Spatiotemporal pattern analysis of juglans leaf necrosis disease occurrence and development in southern Xinjiang, China, based on UAV.

Abstract

Juglans leaf necrosis (JLN) is a physiological disease primarily associated with abiotic stressors such as high temperatures, drought, and soil salinity, though biotic factors may also exacerbate its severity. It is a global concern affecting walnut production in multiple regions, including Xinjiang, China. In recent years, climate change, shifting agricultural practices, and disease transmission have increased its incidence, severely affecting tree growth, yield, and quality. Traditional field-based monitoring is labor-intensive and often inaccurate, underscoring the need for advanced remote sensing. To provide fast and objective monitoring, we used hyperspectral and high-resolution RGB imagery acquired by an unmanned aerial vehicle (UAV) to track JLN from June to September 2024 in southern Xinjiang. Five survey rounds captured the progression of disease severity.
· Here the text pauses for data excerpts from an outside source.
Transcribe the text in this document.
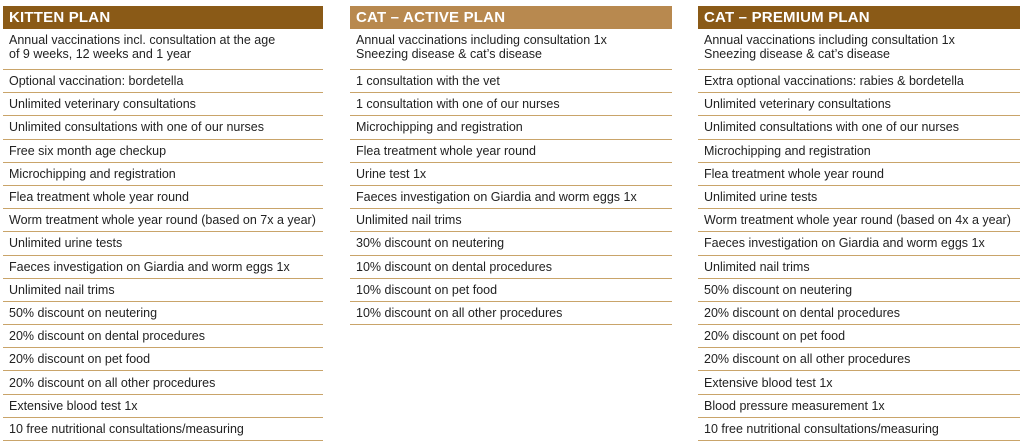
KITTEN PLAN
Annual vaccinations incl. consultation at the age
of 9 weeks, 12 weeks and 1 year
Optional vaccination: bordetella
Unlimited veterinary consultations
Unlimited consultations with one of our nurses
Free six month age checkup
Microchipping and registration
Flea treatment whole year round
Worm treatment whole year round (based on 7x a year)
Unlimited urine tests
Faeces investigation on Giardia and worm eggs 1x
Unlimited nail trims
50% discount on neutering
20% discount on dental procedures
20% discount on pet food
20% discount on all other procedures
Extensive blood test 1x
10 free nutritional consultations/measuring
CAT – ACTIVE PLAN
Annual vaccinations including consultation 1x
Sneezing disease & cat’s disease
1 consultation with the vet
1 consultation with one of our nurses
Microchipping and registration
Flea treatment whole year round
Urine test 1x
Faeces investigation on Giardia and worm eggs 1x
Unlimited nail trims
30% discount on neutering
10% discount on dental procedures
10% discount on pet food
10% discount on all other procedures
CAT – PREMIUM PLAN
Annual vaccinations including consultation 1x
Sneezing disease & cat’s disease
Extra optional vaccinations: rabies & bordetella
Unlimited veterinary consultations
Unlimited consultations with one of our nurses
Microchipping and registration
Flea treatment whole year round
Unlimited urine tests
Worm treatment whole year round (based on 4x a year)
Faeces investigation on Giardia and worm eggs 1x
Unlimited nail trims
50% discount on neutering
20% discount on dental procedures
20% discount on pet food
20% discount on all other procedures
Extensive blood test 1x
Blood pressure measurement 1x
10 free nutritional consultations/measuring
Among 17 vegetation indices, the modified red edge simple ratio (MRESRI), carotenoid reflectance index 1 (CRI1), and photochemical reflectance index (PRI) were the most informative for severity mapping. A Random Forest classifier achieved 86% overall accuracy and a Cohen's kappa of 0.825. Spatial patterns showed persistent hotspots in low-lying areas, near roads, and in dense stands. These findings provide an effective, scalable approach for early detection and severity assessment, enabling timely, targeted interventions. Adoption of UAV-based hyperspectral monitoring can improve field surveillance, optimize resource allocation, and support sustainable walnut production.